2018, remise à flot sous les radars
La Grèce a réaffirmé, en juin 2018, son engagement dans la poursuite des réformes adoptées dans le cadre du MES. Aout 2018 marque le terme du plan d’ajustement et d’assistance budgétaire permettant à la Grèce de revenir sur les marchés financiers.
Néanmoins, cette liberté est encadrée car soumise à un programme de surveillance renforcée, renouvelé tous les six mois effectifs jusqu’en 2022, afin que l’Union Européenne puisse s’assurer de la réalisation et la continuité des réformes nationales grecques ainsi que des évolutions économiques et de la soutenabilité de la dette.
Bateau de pêcheur face au bateau de croisière
Pour faire face à la crise, la Grèce s’est confrontée à l’Union européenne mais a aussi cherché des ressources ailleurs. Pour se faire, l’Etat grec utilise l’outil des privatisations, quitte à mettre sur le marché un de ses atouts : la gestion de la marine marchande.

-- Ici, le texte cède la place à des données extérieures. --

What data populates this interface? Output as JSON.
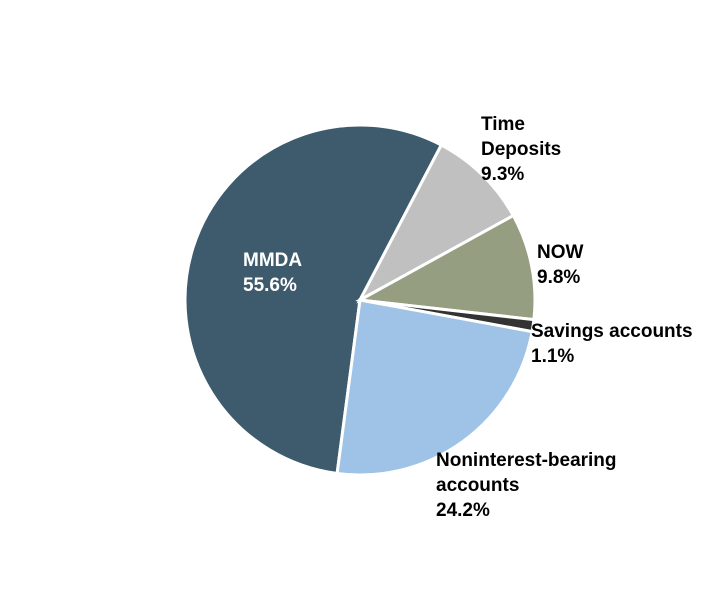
{
  "chart_data": {
    "type": "pie",
    "start_angle_deg": 0,
    "direction": "counterclockwise",
    "slices": [
      {
        "name": "MMDA",
        "label_lines": [
          "MMDA",
          "55.6%"
        ],
        "value": 55.6,
        "color": "#3e5b6d",
        "label_color": "#ffffff",
        "label_position": "inside"
      },
      {
        "name": "Time Deposits",
        "label_lines": [
          "Time",
          "Deposits",
          "9.3%"
        ],
        "value": 9.3,
        "color": "#c0c0c0",
        "label_color": "#000000",
        "label_position": "outside"
      },
      {
        "name": "NOW",
        "label_lines": [
          "NOW",
          "9.8%"
        ],
        "value": 9.8,
        "color": "#969e82",
        "label_color": "#000000",
        "label_position": "outside"
      },
      {
        "name": "Savings accounts",
        "label_lines": [
          "Savings accounts",
          "1.1%"
        ],
        "value": 1.1,
        "color": "#333333",
        "label_color": "#000000",
        "label_position": "outside"
      },
      {
        "name": "Noninterest-bearing accounts",
        "label_lines": [
          "Noninterest-bearing",
          "accounts",
          "24.2%"
        ],
        "value": 24.2,
        "color": "#9fc3e6",
        "label_color": "#000000",
        "label_position": "outside"
      }
    ]
  }
}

En effet, le 8 avril 2016, le port du Pirée a été vendu à l’armateur chinois COSCO Shipping Corporation. Le contrat a rapporté à l’Etat près de 368,5 millions d’euros, soit une bouffée d’air lors de la crise mais, à plus long terme, une perte d’activités et de revenus non négligeable.
Un navire sauvé, pourtant l’équipage ne s’en sort pas indemne
Si la tutelle européenne et les investissements étrangers ont permis à la Grèce de rester dans la zone euro, la cure d’austérité imposée au peuple grec a eu un coup social élevé. En effet, entre 2011 et 2018, les ménages ont perdu un tiers de leurs revenus disponibles, les caisses de retraites ont été amputée de 26,5 milliards d’euros et le pays près d’un quart de sa richesse. Les impôts et la TVA, n’ont cessé d’augmenter – 24% pour le taux principal, en 2018 – si bien qu’à cette période la pression fiscale grecque se rapproche de celle de la Suède pourtant dans une tout autre situation économique.

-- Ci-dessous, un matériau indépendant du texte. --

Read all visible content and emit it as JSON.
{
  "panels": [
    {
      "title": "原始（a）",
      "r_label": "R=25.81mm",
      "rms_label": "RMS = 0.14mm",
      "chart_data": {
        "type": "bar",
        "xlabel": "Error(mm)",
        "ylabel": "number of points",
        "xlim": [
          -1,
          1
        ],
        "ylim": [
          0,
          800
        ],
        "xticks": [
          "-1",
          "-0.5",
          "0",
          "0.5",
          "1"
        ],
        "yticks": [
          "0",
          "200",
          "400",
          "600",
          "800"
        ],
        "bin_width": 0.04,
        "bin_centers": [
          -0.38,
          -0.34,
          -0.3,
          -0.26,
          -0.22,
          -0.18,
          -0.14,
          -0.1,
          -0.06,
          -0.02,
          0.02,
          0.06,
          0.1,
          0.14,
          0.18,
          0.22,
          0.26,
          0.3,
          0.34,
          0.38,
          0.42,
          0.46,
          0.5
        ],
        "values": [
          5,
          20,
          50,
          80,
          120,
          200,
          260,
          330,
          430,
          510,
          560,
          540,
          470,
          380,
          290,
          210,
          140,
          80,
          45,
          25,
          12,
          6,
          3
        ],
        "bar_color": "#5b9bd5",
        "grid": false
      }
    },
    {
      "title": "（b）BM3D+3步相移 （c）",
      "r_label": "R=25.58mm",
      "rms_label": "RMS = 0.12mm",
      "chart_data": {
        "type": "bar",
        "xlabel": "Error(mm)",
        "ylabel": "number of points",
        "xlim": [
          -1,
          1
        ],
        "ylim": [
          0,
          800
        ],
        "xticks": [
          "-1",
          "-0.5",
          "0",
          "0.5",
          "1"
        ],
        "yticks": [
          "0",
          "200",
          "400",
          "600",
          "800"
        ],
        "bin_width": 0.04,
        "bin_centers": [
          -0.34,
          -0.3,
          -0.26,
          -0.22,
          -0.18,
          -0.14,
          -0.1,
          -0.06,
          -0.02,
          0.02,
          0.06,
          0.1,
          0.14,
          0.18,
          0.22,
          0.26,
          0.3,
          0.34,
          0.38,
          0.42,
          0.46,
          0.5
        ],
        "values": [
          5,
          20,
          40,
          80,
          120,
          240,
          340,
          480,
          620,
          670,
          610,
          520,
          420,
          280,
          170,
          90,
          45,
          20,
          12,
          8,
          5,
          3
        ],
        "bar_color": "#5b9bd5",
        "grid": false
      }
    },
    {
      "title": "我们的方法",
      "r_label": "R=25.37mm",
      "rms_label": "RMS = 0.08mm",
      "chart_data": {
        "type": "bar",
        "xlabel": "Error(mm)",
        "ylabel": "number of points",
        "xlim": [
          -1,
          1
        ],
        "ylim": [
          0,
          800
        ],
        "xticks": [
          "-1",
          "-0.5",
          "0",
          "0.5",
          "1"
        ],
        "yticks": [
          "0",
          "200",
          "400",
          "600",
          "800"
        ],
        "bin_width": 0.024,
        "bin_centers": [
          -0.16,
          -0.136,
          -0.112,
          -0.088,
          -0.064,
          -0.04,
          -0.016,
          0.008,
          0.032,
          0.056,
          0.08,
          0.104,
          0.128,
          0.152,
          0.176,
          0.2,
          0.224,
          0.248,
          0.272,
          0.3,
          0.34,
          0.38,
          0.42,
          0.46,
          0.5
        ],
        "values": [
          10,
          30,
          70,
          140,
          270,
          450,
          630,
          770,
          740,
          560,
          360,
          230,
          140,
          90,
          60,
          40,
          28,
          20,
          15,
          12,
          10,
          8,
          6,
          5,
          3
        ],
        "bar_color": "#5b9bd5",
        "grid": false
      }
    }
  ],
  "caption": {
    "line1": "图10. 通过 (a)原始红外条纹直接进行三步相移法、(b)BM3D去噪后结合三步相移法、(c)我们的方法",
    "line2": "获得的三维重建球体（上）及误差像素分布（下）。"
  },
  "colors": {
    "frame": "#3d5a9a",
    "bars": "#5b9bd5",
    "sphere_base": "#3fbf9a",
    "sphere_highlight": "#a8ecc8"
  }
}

Beaucoup d’observateurs ont craint un impact important de la crise sanitaire sur une économie et une société grecque déjà fragile. Cependant, malgré une situation critique avec une contraction du PIB de 25% en 2012 et divers plans de redressements ainsi que les impacts sociaux, le pays emprunte désormais à 3,87% contre 3,97% pour l’Italie.
2023 en eaux troubles ?
La population grecque reste endettée, sans sentir les effets de la reprise économique, malgré de bons indicateurs. 12,4% de la population active est au chômage ; plaçant le pays deuxième au sein de l’UE ayant le taux le plus élevé de sans emploi.
Cependant, si à première vue le taux d’endettement et le déficit budgétaire grec apparaissent importants par rapport aux autres Etats membres, la probabilité de défaut de paiement est faible à court terme. En effet, en termes absolus, la dette grecque est moins importante que celle de l’Italie par exemple.

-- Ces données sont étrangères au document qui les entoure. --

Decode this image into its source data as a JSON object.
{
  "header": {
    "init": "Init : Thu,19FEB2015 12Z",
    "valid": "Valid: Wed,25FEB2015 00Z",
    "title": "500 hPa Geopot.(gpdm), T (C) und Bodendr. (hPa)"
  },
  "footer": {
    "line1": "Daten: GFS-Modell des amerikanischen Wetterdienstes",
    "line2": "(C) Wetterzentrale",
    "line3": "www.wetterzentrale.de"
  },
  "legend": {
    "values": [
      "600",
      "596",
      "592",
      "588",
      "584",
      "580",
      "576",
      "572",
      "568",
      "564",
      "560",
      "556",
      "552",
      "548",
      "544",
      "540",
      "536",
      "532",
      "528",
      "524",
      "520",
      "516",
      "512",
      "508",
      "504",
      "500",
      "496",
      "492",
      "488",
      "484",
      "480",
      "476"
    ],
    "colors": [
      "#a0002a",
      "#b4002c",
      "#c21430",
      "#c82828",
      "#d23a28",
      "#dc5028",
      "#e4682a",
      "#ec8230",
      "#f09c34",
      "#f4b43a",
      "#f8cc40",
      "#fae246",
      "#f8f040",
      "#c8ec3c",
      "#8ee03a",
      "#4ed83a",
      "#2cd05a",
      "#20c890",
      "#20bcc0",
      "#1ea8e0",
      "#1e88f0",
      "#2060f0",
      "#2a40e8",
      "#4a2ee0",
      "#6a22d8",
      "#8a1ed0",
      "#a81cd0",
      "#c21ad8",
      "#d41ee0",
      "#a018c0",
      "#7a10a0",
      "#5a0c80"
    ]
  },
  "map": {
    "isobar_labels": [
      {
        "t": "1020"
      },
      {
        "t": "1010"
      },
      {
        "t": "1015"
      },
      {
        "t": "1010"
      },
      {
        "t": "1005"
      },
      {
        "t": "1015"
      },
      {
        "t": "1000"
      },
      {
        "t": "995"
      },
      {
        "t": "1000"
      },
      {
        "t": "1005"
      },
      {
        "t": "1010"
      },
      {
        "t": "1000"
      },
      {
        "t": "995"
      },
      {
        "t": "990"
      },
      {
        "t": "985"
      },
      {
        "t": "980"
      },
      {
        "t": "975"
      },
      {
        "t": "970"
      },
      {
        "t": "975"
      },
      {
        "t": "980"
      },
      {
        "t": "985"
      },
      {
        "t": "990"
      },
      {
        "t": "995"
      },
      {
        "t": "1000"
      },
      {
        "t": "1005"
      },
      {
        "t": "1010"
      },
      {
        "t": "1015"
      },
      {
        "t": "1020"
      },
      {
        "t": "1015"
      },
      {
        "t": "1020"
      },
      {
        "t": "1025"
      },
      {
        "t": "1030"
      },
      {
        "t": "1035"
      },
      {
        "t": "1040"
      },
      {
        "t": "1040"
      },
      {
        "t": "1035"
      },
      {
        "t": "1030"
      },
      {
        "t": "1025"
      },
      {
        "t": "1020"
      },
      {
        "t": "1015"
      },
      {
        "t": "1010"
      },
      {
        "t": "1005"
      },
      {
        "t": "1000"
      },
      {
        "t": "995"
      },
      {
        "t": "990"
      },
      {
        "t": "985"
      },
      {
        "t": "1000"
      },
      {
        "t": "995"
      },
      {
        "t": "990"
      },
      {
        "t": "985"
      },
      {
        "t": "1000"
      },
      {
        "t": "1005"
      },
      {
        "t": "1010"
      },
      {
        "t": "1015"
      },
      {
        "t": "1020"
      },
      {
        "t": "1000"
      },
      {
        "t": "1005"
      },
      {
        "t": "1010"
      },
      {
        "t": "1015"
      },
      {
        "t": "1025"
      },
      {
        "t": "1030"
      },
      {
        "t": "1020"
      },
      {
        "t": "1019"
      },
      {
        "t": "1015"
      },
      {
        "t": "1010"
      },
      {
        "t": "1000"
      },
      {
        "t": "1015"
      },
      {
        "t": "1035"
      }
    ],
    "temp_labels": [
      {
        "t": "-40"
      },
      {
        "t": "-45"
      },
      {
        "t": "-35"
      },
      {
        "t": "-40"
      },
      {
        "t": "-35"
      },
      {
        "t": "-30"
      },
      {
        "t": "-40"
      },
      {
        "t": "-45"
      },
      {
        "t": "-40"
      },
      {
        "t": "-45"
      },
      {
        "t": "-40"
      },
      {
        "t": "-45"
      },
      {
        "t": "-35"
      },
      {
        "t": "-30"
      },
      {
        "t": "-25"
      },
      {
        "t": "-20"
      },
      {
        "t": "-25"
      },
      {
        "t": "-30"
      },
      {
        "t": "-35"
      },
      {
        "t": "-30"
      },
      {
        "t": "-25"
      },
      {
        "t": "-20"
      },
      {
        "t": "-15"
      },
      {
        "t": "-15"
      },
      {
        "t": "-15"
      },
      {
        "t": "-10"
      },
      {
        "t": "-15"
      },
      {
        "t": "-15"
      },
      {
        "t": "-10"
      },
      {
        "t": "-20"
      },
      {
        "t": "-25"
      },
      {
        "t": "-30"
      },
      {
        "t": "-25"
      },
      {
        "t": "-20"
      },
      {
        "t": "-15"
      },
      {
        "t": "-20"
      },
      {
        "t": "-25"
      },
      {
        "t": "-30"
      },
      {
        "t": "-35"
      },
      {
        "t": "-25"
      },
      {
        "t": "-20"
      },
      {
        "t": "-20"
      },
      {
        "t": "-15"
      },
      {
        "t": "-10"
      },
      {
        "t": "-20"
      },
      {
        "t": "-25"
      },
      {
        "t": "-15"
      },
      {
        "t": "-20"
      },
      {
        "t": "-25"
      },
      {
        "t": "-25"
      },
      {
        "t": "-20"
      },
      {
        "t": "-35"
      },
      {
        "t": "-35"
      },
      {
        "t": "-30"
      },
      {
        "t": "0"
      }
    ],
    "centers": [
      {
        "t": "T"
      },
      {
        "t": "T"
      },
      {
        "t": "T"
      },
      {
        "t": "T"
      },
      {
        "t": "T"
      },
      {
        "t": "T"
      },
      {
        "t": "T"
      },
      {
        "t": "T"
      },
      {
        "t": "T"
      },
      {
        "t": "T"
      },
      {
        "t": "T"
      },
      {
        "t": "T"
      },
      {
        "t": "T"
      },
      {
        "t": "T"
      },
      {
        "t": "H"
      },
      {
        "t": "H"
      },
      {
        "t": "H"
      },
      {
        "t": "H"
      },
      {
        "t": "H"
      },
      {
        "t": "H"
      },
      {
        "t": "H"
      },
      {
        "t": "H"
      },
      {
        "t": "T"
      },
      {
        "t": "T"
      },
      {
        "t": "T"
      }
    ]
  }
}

Si la croissance de la Grèce se modère passant de 6,7% en 2022 à des prévisions entre 1,6% et 2,1% en 2023 elle reste supérieure à celle de l’ensemble des pays de la zone euro (1,4%). Le ralentissement est dû aux incertitudes mondiales notamment liées à l’approvisionnement en hydrocarbures et à la contraction de revenus réels à cause de la réduction du pouvoir d’achat, conséquence de l’inflation, malgré une reprise des recettes touristiques aux niveaux records d’avant Covid depuis 2022.
2023 marque également le premier budget établi sans la surveillance renforcée de la Commission ainsi que la continuation d’une diminution de la dette publique. Cette dernière passe de 206,3% en 2020 à 167,5% aujourd’hui. Elle reste élevée mais les bilans bancaires nationaux se redressent et le climat des affaires repart à la hausse.
Si les avancées économiques et fiscales sont réelles, elles ne doivent pas masquer la précarité de l’économie grecque.